Catching Sparrows is the blog of a high school English teacher who goes by Redkudu. She graces the Core Knowledge blog with her thoughtful comments from time to time. She’s also brave enough to refer her readers to things like hilarious and utterly inappropriate high school commencement speeches by minor celebrities.
I had not read Gary Rubenstein’s TFA blog until reader Brian Rude commented on it recently. If you know a first year teacher, do them a favor and tell them about this blog today. He’s been handing out pearls for the last month on lesson planning, classroom management, and common teacher mistakes. He advises new teachers what to say if asked, “Are you a new teacher?
Some kid is definitely going to ask you so what are you going to say? What most new TFA teachers incorrectly think is the best way to answer this is to exaggerate the seventeen days (or hours!?!) of practice teaching during the institute. To me, this is like bragging about your girlfriend in Canada.
“It’s not the right thing to say because when you eventually make a mistake that reveals that you must be a new teacher,” Rubenstein writes. “Then you’ll be not only a new teacher, but a liar.”

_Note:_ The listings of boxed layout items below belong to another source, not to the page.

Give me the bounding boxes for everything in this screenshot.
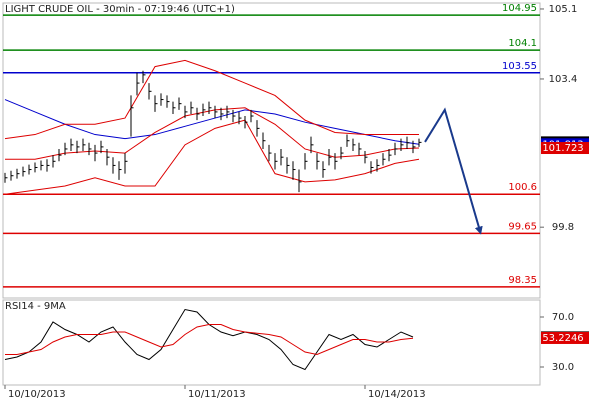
indicator-line [4,99,420,145]
y-tick-label: 99.8 [552,222,574,233]
x-tick-label: 10/11/2013 [188,389,246,400]
level-label: 98.35 [508,275,537,286]
last-value-label: 101.723 [542,143,583,154]
chart-title: LIGHT CRUDE OIL - 30min - 07:19:46 (UTC+… [5,4,235,15]
y-tick-label: 30.0 [552,362,574,373]
y-tick-label: 105.1 [549,4,578,15]
y-tick-label: 103.4 [549,74,578,85]
x-tick-label: 10/14/2013 [368,389,426,400]
y-tick-label: 70.0 [552,312,574,323]
level-label: 104.1 [508,38,537,49]
rsi-panel [2,299,541,386]
rsi-title: RSI14 - 9MA [5,301,66,312]
level-label: 104.95 [502,3,537,14]
x-tick-label: 10/10/2013 [8,389,66,400]
last-value-label: 53.2246 [542,333,583,344]
last-value-badge [541,142,589,155]
forecast-arrow [424,107,483,235]
level-label: 99.65 [508,221,537,232]
level-label: 100.6 [508,182,537,193]
indicator-line [4,59,419,140]
level-label: 103.55 [502,61,537,72]
rsi-line [5,324,414,356]
price-panel [2,2,541,299]
indicator-line [4,119,420,195]
last-value-badge [541,331,589,344]
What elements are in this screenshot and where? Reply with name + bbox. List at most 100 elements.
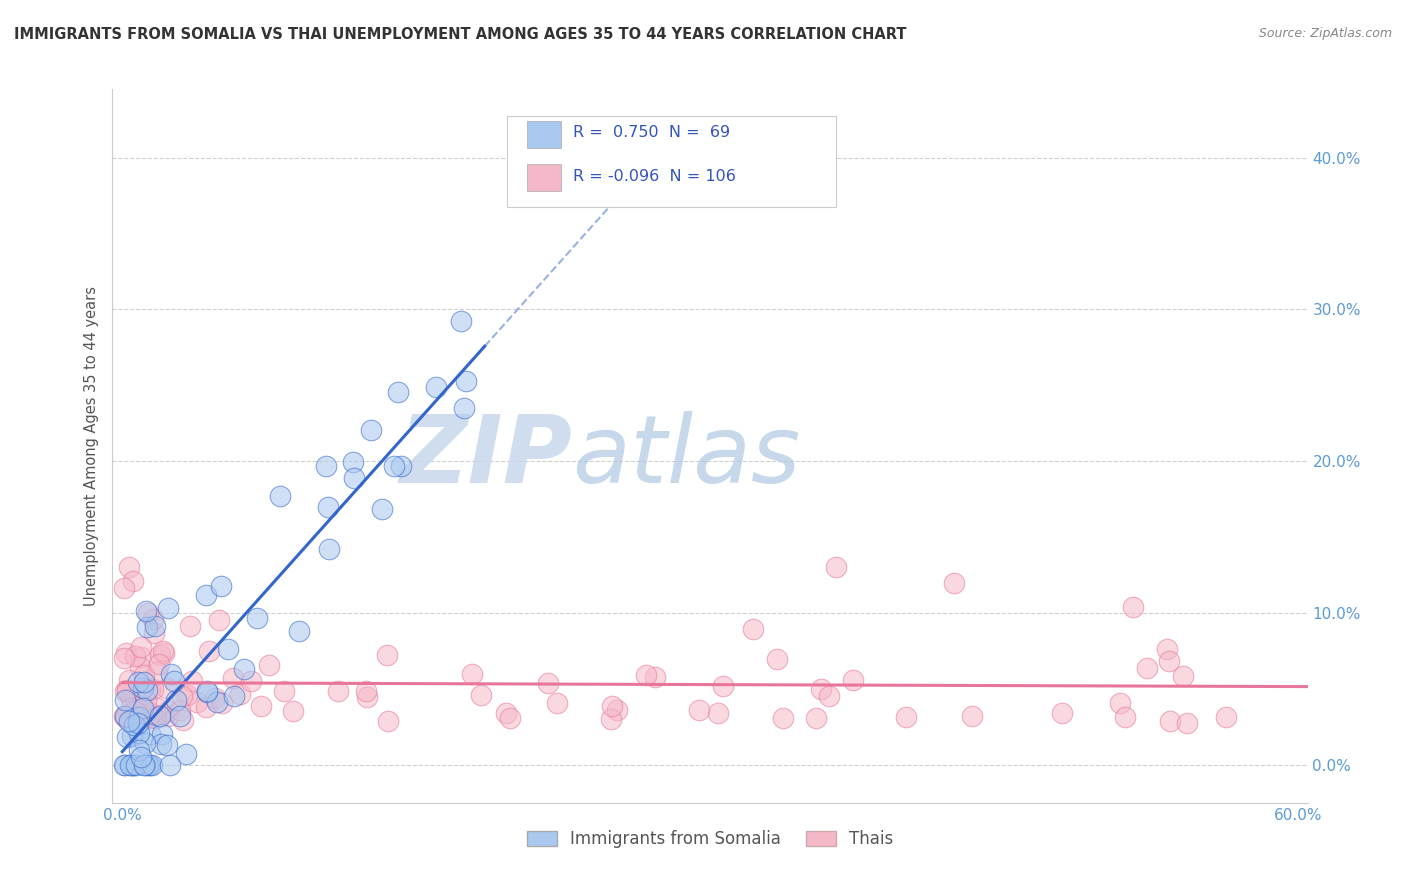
Point [172, 713, 194, 727]
Point [152, 644, 174, 658]
Legend: Immigrants from Somalia, Thais: Immigrants from Somalia, Thais [520, 824, 900, 855]
Point [818, 690, 841, 704]
Point [460, 666, 482, 681]
Point [124, 757, 146, 772]
Point [118, 714, 141, 728]
FancyBboxPatch shape [527, 121, 561, 148]
Point [195, 685, 218, 699]
Point [153, 646, 176, 660]
Point [124, 648, 146, 663]
Point [495, 706, 517, 721]
Point [269, 489, 291, 503]
Point [146, 701, 169, 715]
Point [606, 703, 628, 717]
Point [156, 601, 179, 615]
Point [128, 709, 150, 723]
Point [454, 374, 477, 388]
Point [120, 757, 142, 772]
Point [211, 697, 233, 711]
Point [169, 708, 191, 723]
Point [425, 380, 447, 394]
Point [134, 757, 156, 772]
Point [129, 660, 152, 674]
Point [141, 757, 163, 772]
Point [112, 709, 135, 723]
Point [389, 459, 412, 474]
Point [204, 691, 226, 706]
Y-axis label: Unemployment Among Ages 35 to 44 years: Unemployment Among Ages 35 to 44 years [83, 286, 98, 606]
Point [169, 702, 191, 716]
Point [114, 757, 136, 772]
Point [499, 711, 522, 725]
Point [1122, 599, 1144, 614]
Point [1108, 696, 1130, 710]
Point [120, 692, 142, 706]
Point [127, 675, 149, 690]
Point [112, 757, 135, 772]
Point [209, 579, 232, 593]
Point [232, 662, 254, 676]
Point [208, 613, 231, 627]
Text: ZIP: ZIP [399, 410, 572, 503]
Point [772, 711, 794, 725]
Point [132, 668, 155, 682]
Point [1215, 709, 1237, 723]
Point [125, 693, 148, 707]
Point [118, 673, 141, 687]
Point [135, 620, 157, 634]
Point [1050, 706, 1073, 720]
Point [342, 455, 364, 469]
Point [387, 384, 409, 399]
Point [706, 706, 728, 721]
Point [318, 541, 340, 556]
Text: R =  0.750  N =  69: R = 0.750 N = 69 [572, 125, 730, 140]
Point [138, 727, 160, 741]
Point [181, 673, 204, 688]
Point [1177, 716, 1199, 731]
Point [150, 737, 173, 751]
Point [160, 666, 183, 681]
Point [149, 648, 172, 663]
Point [644, 670, 666, 684]
Text: Source: ZipAtlas.com: Source: ZipAtlas.com [1258, 27, 1392, 40]
Point [176, 688, 198, 702]
Point [132, 706, 155, 721]
Point [257, 657, 280, 672]
Point [114, 709, 136, 723]
Point [165, 693, 187, 707]
Point [132, 711, 155, 725]
Point [136, 606, 159, 620]
Point [156, 708, 179, 723]
Point [115, 684, 138, 698]
Point [143, 618, 166, 632]
Point [114, 684, 136, 698]
Point [546, 696, 568, 710]
Point [205, 695, 228, 709]
Point [134, 736, 156, 750]
Point [600, 699, 623, 714]
Point [156, 704, 179, 718]
FancyBboxPatch shape [527, 164, 561, 191]
Point [135, 604, 157, 618]
Point [122, 757, 145, 772]
Point [250, 699, 273, 714]
Point [943, 576, 966, 591]
Point [273, 683, 295, 698]
Point [328, 683, 350, 698]
Point [810, 681, 832, 696]
Point [148, 708, 170, 723]
Point [343, 471, 366, 485]
Point [450, 314, 472, 328]
Point [896, 709, 918, 723]
Point [179, 619, 201, 633]
Point [112, 582, 135, 596]
Point [371, 502, 394, 516]
Point [194, 588, 217, 602]
Point [222, 671, 245, 685]
Point [172, 689, 194, 703]
Point [138, 711, 160, 725]
Point [128, 712, 150, 726]
Point [156, 738, 179, 752]
Point [122, 718, 145, 732]
Point [825, 560, 848, 574]
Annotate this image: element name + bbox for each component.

Speaking of which, here’s the piece of advice I wish I’d received in my first year: At some point, probably very late on a Sunday night, you’re going to face a choice: should I stay up and do more lesson planning? Or should I go to sleep. Choose sleep. The best plans on God’s green earth will come to no good end if you’re fried and can’t think on your feet. I always had a better day — so did my students — when I was well rested. I was at my least effective on short rest, no matter how much time I put into planning.